The editor, and getting your data out
WorshipTools Charts: Songs are edited in a built-in ChordPro editor, where chords are written inline in square brackets — [C]Amazing [G]grace. ChordPro is the de-facto standard these tools are built on; it's compact and portable, and many people prefer it. We couldn't find a documented export feature, though, so in practice getting a song back out means copying it from the editor.
Song7: The editor uses a chords-above-lyrics layout, so you place a chord on its own line above the word rather than typing inline brackets. ChordPro is still supported — as an import and export format — and Song7 can export any song, or your whole library, as ChordPro, plain text, or JSON. Which editing style you prefer is genuinely a matter of taste; what isn't a matter of taste is that Song7 lets you take your library with you.
Setlists and planning
WorshipTools Charts: Build a set by typing song names and it automatically locates the charts and transposes them, then shares the set with the band. The auto-find-and-transpose flow, backed by the catalog, is genuinely fast.
Song7: Drag-and-drop setlist builder — pick songs from your library, reorder by dragging, set the key per song, publish, and the whole team sees it. Song7 works from your own library rather than a catalog, so there's no "type a name and it appears" magic, but you have full control of every chart.
Transposition and real-time sync
WorshipTools Charts: One-tap transposition, capo handling, and real-time sync so a leader's key change pushes to the team's devices. This is solid and on par with Song7.
Song7: The same essentials — one-tap transposition into any key, capo support, and real-time team sync of plan and chart changes. On this core worship-team workflow, the two products are closely matched.
Rehearse tools and backing tracks
WorshipTools Charts: A clear win. An integrated metronome, links to full songs via Spotify, Apple Music, and YouTube, and a Rehearse tool with up/down mixes, on-demand looping, and click and cue tracks. For practice and playback, WorshipTools goes well beyond Song7.
Song7: Includes a built-in metronome and a built-in tuner, but not backing-track playback, stems, or click-and-cue tracks. If rehearsal audio and playback are central to how your team prepares, WorshipTools Charts is the stronger fit.
Presentation
WorshipTools Charts: Congregation projection isn't in Charts itself — it's handled by Presenter, a separate (also free) app in the suite that Charts integrates with for automatic page advancement. Two apps, one ecosystem.
Song7: Has a congregation-facing presentation mode built into the same tool — clean, full-screen lyrics on any screen with a browser. One product covers both the band's charts and the lyrics-projection job, where WorshipTools splits them across Charts and Presenter.
One focused tool or an ecosystem
WorshipTools Charts: Designed to connect — to Presenter, to Planning, and to Loop Community's track store, all under one WorshipTools account.
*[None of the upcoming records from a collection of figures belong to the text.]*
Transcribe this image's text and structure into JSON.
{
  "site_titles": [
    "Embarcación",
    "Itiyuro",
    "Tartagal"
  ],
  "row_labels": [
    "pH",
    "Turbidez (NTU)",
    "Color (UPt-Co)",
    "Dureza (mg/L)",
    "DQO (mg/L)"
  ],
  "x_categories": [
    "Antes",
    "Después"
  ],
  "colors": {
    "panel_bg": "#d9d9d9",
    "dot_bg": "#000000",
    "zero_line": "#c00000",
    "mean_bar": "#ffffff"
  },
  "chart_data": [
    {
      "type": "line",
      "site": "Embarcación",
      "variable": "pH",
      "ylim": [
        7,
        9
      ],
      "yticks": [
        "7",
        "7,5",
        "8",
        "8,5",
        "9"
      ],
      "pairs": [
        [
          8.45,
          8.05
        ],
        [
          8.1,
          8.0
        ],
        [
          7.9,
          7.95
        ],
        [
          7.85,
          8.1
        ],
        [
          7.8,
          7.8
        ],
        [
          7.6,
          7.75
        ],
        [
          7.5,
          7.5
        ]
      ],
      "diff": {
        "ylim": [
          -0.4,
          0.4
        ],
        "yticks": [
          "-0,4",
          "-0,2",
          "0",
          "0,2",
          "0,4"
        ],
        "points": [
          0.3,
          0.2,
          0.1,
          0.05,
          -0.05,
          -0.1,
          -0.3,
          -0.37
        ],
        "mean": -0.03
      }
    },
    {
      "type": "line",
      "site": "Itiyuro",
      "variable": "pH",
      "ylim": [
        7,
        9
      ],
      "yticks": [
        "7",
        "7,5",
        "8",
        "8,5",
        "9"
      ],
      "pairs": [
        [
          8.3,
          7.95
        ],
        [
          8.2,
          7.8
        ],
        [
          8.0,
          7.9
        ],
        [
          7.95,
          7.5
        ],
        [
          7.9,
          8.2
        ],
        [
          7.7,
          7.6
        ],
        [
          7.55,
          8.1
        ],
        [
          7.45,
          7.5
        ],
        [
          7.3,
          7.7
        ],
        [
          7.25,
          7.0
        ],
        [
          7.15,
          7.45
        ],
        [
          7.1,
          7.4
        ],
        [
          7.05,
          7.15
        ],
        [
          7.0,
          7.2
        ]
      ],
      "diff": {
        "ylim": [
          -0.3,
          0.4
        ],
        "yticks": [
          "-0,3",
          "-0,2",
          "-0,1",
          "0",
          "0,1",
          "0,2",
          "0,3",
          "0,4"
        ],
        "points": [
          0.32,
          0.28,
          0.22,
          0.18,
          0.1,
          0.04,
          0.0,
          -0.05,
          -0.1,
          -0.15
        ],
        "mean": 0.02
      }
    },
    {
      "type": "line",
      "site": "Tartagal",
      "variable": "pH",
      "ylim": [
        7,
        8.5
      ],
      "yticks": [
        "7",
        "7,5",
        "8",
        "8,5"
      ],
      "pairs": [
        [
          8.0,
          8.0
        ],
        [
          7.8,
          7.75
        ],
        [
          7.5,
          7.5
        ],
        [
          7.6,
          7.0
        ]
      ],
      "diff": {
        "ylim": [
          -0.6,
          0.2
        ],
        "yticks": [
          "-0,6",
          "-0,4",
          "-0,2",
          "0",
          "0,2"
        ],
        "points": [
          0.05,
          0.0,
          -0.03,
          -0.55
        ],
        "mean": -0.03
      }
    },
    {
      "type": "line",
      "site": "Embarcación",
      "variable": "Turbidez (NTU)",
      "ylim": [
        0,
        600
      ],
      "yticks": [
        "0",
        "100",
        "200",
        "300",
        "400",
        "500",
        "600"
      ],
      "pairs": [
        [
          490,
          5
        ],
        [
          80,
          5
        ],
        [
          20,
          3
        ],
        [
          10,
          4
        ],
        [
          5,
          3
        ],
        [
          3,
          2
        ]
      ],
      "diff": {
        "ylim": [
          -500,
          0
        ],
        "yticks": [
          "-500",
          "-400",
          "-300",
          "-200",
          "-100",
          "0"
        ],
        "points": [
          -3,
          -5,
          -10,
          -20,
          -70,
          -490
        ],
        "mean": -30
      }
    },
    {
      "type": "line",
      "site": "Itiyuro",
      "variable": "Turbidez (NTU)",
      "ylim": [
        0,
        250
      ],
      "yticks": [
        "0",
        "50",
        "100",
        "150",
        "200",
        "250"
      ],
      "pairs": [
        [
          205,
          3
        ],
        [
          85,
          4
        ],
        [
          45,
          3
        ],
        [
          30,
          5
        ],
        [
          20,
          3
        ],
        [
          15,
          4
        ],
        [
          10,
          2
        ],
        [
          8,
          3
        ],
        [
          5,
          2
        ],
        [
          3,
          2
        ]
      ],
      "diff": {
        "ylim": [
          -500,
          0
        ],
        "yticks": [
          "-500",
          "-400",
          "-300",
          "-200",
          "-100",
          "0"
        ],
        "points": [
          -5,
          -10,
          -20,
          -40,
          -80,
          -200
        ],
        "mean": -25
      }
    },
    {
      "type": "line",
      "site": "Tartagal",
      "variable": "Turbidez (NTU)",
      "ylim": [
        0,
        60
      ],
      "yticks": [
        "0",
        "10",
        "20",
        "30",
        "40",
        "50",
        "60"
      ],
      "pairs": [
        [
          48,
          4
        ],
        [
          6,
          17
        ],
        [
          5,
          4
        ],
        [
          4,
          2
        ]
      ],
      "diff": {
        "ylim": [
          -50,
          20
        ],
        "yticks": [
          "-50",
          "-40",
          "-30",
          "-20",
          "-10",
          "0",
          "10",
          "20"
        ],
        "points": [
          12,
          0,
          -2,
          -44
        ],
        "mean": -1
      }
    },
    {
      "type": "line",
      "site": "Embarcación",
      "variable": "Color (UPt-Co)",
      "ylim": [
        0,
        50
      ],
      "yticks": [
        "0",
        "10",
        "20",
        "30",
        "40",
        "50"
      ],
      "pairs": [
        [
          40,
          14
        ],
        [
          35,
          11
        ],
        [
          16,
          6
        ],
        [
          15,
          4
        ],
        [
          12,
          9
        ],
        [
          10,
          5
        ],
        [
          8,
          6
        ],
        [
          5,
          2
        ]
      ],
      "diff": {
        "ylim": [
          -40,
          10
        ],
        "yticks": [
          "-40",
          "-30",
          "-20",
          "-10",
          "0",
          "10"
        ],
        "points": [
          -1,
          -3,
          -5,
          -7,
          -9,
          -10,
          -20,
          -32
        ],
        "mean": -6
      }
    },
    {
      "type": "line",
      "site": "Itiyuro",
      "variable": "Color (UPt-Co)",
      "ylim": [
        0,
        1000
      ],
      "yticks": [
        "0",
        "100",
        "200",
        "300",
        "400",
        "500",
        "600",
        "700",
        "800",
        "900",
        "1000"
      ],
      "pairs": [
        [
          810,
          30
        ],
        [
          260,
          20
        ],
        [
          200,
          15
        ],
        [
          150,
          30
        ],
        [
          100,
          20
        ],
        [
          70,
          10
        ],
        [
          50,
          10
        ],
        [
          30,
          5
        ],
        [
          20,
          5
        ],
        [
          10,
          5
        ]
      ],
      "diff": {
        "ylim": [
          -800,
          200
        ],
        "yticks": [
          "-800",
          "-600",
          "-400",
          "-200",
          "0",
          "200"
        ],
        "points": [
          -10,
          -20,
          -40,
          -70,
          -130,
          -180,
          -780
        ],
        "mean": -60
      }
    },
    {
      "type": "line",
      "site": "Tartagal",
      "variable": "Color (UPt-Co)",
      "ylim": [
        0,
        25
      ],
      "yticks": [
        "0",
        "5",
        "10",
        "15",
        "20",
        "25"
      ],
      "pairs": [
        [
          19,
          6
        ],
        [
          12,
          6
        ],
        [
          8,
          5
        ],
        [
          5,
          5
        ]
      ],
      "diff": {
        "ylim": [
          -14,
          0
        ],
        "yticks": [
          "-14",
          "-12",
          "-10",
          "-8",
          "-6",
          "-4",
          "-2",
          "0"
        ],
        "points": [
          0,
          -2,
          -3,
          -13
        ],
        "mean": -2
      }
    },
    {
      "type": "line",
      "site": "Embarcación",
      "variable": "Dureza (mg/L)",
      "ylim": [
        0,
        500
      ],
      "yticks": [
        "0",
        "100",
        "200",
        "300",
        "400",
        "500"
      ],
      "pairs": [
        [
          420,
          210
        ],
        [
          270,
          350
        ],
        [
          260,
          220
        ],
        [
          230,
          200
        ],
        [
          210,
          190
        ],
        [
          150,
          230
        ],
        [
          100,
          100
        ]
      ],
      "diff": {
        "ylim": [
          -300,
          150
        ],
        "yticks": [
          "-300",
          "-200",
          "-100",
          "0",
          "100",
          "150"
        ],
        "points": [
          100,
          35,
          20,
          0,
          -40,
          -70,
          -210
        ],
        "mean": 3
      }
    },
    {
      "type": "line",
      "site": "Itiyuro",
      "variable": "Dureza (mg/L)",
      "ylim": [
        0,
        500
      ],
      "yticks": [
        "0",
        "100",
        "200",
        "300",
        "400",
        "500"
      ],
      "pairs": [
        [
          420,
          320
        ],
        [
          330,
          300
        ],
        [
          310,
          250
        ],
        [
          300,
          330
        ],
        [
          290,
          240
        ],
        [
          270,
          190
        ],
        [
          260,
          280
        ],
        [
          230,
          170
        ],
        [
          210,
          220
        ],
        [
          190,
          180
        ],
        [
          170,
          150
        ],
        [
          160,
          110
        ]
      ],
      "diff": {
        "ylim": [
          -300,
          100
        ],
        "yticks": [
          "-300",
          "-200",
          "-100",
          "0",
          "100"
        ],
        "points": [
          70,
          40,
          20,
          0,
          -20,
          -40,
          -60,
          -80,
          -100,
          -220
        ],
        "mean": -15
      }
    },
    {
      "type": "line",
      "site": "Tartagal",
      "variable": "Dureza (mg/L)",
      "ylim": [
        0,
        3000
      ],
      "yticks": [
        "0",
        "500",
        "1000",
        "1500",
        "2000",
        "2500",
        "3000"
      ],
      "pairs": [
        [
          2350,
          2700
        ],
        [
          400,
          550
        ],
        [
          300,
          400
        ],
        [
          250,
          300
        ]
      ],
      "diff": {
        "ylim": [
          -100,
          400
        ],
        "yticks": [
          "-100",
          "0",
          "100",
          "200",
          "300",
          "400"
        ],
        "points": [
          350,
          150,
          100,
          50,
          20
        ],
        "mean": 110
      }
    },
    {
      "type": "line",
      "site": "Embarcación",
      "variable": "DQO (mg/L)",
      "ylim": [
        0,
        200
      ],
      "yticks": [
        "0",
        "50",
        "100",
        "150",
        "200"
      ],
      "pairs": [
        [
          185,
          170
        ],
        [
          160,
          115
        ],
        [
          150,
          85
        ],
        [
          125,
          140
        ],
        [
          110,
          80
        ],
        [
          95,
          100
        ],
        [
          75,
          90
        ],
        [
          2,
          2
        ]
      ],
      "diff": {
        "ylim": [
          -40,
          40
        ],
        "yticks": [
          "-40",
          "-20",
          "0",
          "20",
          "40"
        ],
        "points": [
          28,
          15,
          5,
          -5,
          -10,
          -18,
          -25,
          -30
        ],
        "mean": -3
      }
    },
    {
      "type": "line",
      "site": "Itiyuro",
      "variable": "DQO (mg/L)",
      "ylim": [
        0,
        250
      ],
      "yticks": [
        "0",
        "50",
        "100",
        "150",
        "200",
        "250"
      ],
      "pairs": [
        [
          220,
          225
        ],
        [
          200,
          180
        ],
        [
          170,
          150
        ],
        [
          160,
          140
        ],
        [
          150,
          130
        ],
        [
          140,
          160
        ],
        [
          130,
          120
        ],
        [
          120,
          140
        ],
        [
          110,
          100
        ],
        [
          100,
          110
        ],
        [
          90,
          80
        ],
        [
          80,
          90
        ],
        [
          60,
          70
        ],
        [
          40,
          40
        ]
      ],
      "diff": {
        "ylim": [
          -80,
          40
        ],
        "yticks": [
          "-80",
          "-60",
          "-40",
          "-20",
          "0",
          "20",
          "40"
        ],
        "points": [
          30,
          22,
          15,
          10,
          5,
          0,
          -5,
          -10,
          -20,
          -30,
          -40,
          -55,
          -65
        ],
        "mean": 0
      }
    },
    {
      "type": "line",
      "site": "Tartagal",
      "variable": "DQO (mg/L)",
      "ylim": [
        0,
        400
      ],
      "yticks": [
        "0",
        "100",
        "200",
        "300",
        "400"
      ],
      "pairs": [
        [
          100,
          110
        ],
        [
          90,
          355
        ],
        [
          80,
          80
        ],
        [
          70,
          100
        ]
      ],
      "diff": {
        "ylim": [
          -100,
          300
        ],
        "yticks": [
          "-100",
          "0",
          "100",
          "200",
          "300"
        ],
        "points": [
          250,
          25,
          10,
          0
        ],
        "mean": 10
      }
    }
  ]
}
If you want a single ecosystem for presentation, scheduling, charts, and tracks, that breadth is the point.
Song7: Deliberately narrow. It does charts, setlists, transposition, sync, and presentation for a worship team and doesn't try to be a scheduling system or a music marketplace. Everything lives on one surface behind a single login — there's no separate app to open for planning and nothing to switch between. For teams that want one simple tool to learn rather than a suite to adopt, that focus is the appeal.
Language and localization
WorshipTools Charts: An English-first product built around a primarily English-language worship catalog and ecosystem.
Song7: Fully localized in Danish at song7.dk alongside the English song7.io. For Danish and Scandinavian worship teams who want their tooling in their own language, that's a concrete reason Song7 fits where an English-only app doesn't.